THE INNER CRITIC vs. THE INNER EDITOR
Here are some examples Emma gave of the things your inner critic might say to you:
“You don’t know how this bit should go, better to fiddle with chapter one.”
“Crossover fiction doesn’t sell.”
“It’s nothing like the last one so they won’t want it.”
We considered the fact that inner critics are well-intentioned, trying to protect you from digging up dangerous stuff from your psyche, failing, wasting time, or getting too big for your boots. Emma thinks the best course of action is to try to get your inner critics to cooperate. “They’re out of date. Now, adult, self-determining You chooses to risk making yourself vulnerable by writing and having that work read.”
What might you say to your inner critic to get it to stand back and let you get on with it?
“I’m on a journey to being the writer I want to be, and today is a part of that journey.”
“Something inspired me to write THIS story, so there’s got to be something in it.”
“This is my allotted writing time.”
Emma had some helpful suggestions:
“The accounts/parenting/exercise will still get done.”
“Don’t worry. If it doesn’t go to plan, I can and will cope.”

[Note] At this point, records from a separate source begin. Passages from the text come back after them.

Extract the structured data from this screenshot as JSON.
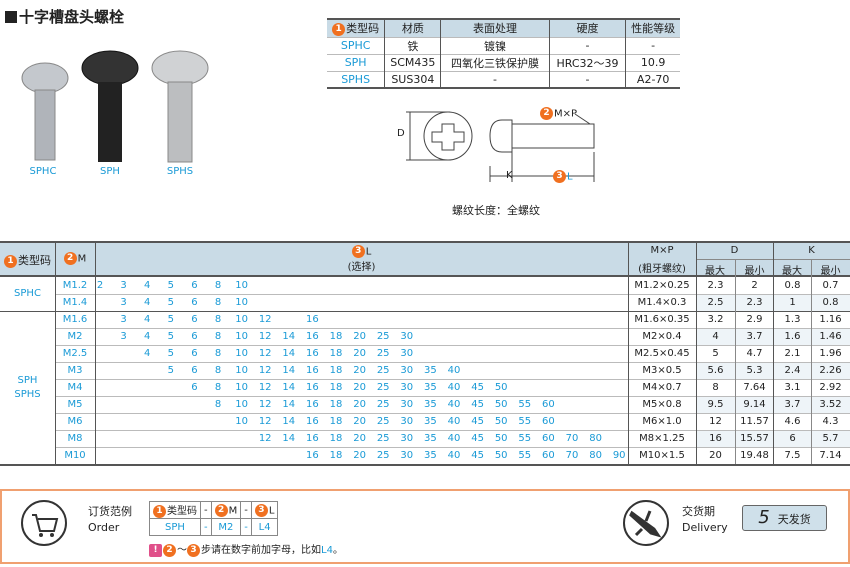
{
  "title": "十字槽盘头螺栓",
  "screws": [
    {
      "label": "SPHC",
      "color": "#b8bcc2"
    },
    {
      "label": "SPH",
      "color": "#222222"
    },
    {
      "label": "SPHS",
      "color": "#c8cacc"
    }
  ],
  "spec_table": {
    "headers": [
      "类型码",
      "材质",
      "表面处理",
      "硬度",
      "性能等级"
    ],
    "rows": [
      [
        "SPHC",
        "铁",
        "镀镍",
        "-",
        "-"
      ],
      [
        "SPH",
        "SCM435",
        "四氧化三铁保护膜",
        "HRC32～39",
        "10.9"
      ],
      [
        "SPHS",
        "SUS304",
        "-",
        "-",
        "A2-70"
      ]
    ]
  },
  "diagram": {
    "mxp_label": "M×P",
    "d_label": "D",
    "k_label": "K",
    "l_label": "L",
    "thread_note": "螺纹长度：全螺纹",
    "num1": "1",
    "num2": "2",
    "num3": "3"
  },
  "main_table": {
    "h_type": "类型码",
    "h_m": "M",
    "h_l": "L",
    "h_l_sub": "(选择)",
    "h_mxp": "M×P",
    "h_mxp_sub": "(粗牙螺纹)",
    "h_d": "D",
    "h_k": "K",
    "h_max": "最大",
    "h_min": "最小",
    "l_columns": [
      2,
      3,
      4,
      5,
      6,
      8,
      10,
      12,
      14,
      16,
      18,
      20,
      25,
      30,
      35,
      40,
      45,
      50,
      55,
      60,
      70,
      80,
      90
    ],
    "groups": [
      {
        "type": [
          "SPHC"
        ],
        "rows": 2
      },
      {
        "type": [
          "SPH",
          "SPHS"
        ],
        "rows": 9
      }
    ],
    "rows": [
      {
        "m": "M1.2",
        "l": [
          2,
          3,
          4,
          5,
          6,
          8,
          10
        ],
        "mxp": "M1.2×0.25",
        "d_max": "2.3",
        "d_min": "2",
        "k_max": "0.8",
        "k_min": "0.7"
      },
      {
        "m": "M1.4",
        "l": [
          3,
          4,
          5,
          6,
          8,
          10
        ],
        "mxp": "M1.4×0.3",
        "d_max": "2.5",
        "d_min": "2.3",
        "k_max": "1",
        "k_min": "0.8"
      },
      {
        "m": "M1.6",
        "l": [
          3,
          4,
          5,
          6,
          8,
          10,
          12,
          16
        ],
        "mxp": "M1.6×0.35",
        "d_max": "3.2",
        "d_min": "2.9",
        "k_max": "1.3",
        "k_min": "1.16"
      },
      {
        "m": "M2",
        "l": [
          3,
          4,
          5,
          6,
          8,
          10,
          12,
          14,
          16,
          18,
          20,
          25,
          30
        ],
        "mxp": "M2×0.4",
        "d_max": "4",
        "d_min": "3.7",
        "k_max": "1.6",
        "k_min": "1.46"
      },
      {
        "m": "M2.5",
        "l": [
          4,
          5,
          6,
          8,
          10,
          12,
          14,
          16,
          18,
          20,
          25,
          30
        ],
        "mxp": "M2.5×0.45",
        "d_max": "5",
        "d_min": "4.7",
        "k_max": "2.1",
        "k_min": "1.96"
      },
      {
        "m": "M3",
        "l": [
          5,
          6,
          8,
          10,
          12,
          14,
          16,
          18,
          20,
          25,
          30,
          35,
          40
        ],
        "mxp": "M3×0.5",
        "d_max": "5.6",
        "d_min": "5.3",
        "k_max": "2.4",
        "k_min": "2.26"
      },
      {
        "m": "M4",
        "l": [
          6,
          8,
          10,
          12,
          14,
          16,
          18,
          20,
          25,
          30,
          35,
          40,
          45,
          50
        ],
        "mxp": "M4×0.7",
        "d_max": "8",
        "d_min": "7.64",
        "k_max": "3.1",
        "k_min": "2.92"
      },
      {
        "m": "M5",
        "l": [
          8,
          10,
          12,
          14,
          16,
          18,
          20,
          25,
          30,
          35,
          40,
          45,
          50,
          55,
          60
        ],
        "mxp": "M5×0.8",
        "d_max": "9.5",
        "d_min": "9.14",
        "k_max": "3.7",
        "k_min": "3.52"
      },
      {
        "m": "M6",
        "l": [
          10,
          12,
          14,
          16,
          18,
          20,
          25,
          30,
          35,
          40,
          45,
          50,
          55,
          60
        ],
        "mxp": "M6×1.0",
        "d_max": "12",
        "d_min": "11.57",
        "k_max": "4.6",
        "k_min": "4.3"
      },
      {
        "m": "M8",
        "l": [
          12,
          14,
          16,
          18,
          20,
          25,
          30,
          35,
          40,
          45,
          50,
          55,
          60,
          70,
          80
        ],
        "mxp": "M8×1.25",
        "d_max": "16",
        "d_min": "15.57",
        "k_max": "6",
        "k_min": "5.7"
      },
      {
        "m": "M10",
        "l": [
          16,
          18,
          20,
          25,
          30,
          35,
          40,
          45,
          50,
          55,
          60,
          70,
          80,
          90
        ],
        "mxp": "M10×1.5",
        "d_max": "20",
        "d_min": "19.48",
        "k_max": "7.5",
        "k_min": "7.14"
      }
    ]
  },
  "order": {
    "label_cn": "订货范例",
    "label_en": "Order",
    "h": [
      "类型码",
      "-",
      "M",
      "-",
      "L"
    ],
    "v": [
      "SPH",
      "-",
      "M2",
      "-",
      "L4"
    ],
    "note_prefix": "～",
    "note": "步请在数字前加字母，比如",
    "note_example": "L4",
    "note_end": "。",
    "delivery_cn": "交货期",
    "delivery_en": "Delivery",
    "days": "5",
    "days_label": "天发货"
  }
}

There’s a huge difference between the inner critic and the inner editor. Emma explained that the inner editor helps you to write the book you thought you’d already written. “The inner editor stays in touch with the dream, what you’re trying to do, with an eye on whether the way you’ve done it works. It deals in specifics and practicalities. It doesn’t let you off the hook, but it isn’t judgemental, scornful or sweeping.”
Sweeping judgements don’t help! As soon as you get into specifics, it stops being paralysing and starts being helpful.
Emma closed by asking us to think of a recent problem in our writing and decide what our inner editor (not our inner critic!) would say about it. I think this is a great way to plough on with writing when doubts and distractions get in the way – let’s all turn to our inner editors next time the inner critic is mouthing off.
Emma’s memoir, This is Not a Book About Charles Darwin, was published in 2019; the Daily Mail described her account of three disastrous years trying to write an historical novel rooted in her family as ‘a fascinating journey…a masterclass’. Her debut novel, The Mathematics of Love, is probably the only novel ever nominated for both the Commonwealth Writers Best First Book, and the Romantic Novelists’ Association Novel of the Year Awards; her second novel, A Secret Alchemy, was a Sunday Times bestseller as well as earning her a PhD in Creative Writing. Emma’s widely-read blog This Itch of Writing gave rise to Get Started in Writing Historical Fiction which publisher Scott Pack describes as ‘essential reading’. She has taught for the Open University and is a regular guest lecturer and workshop leader.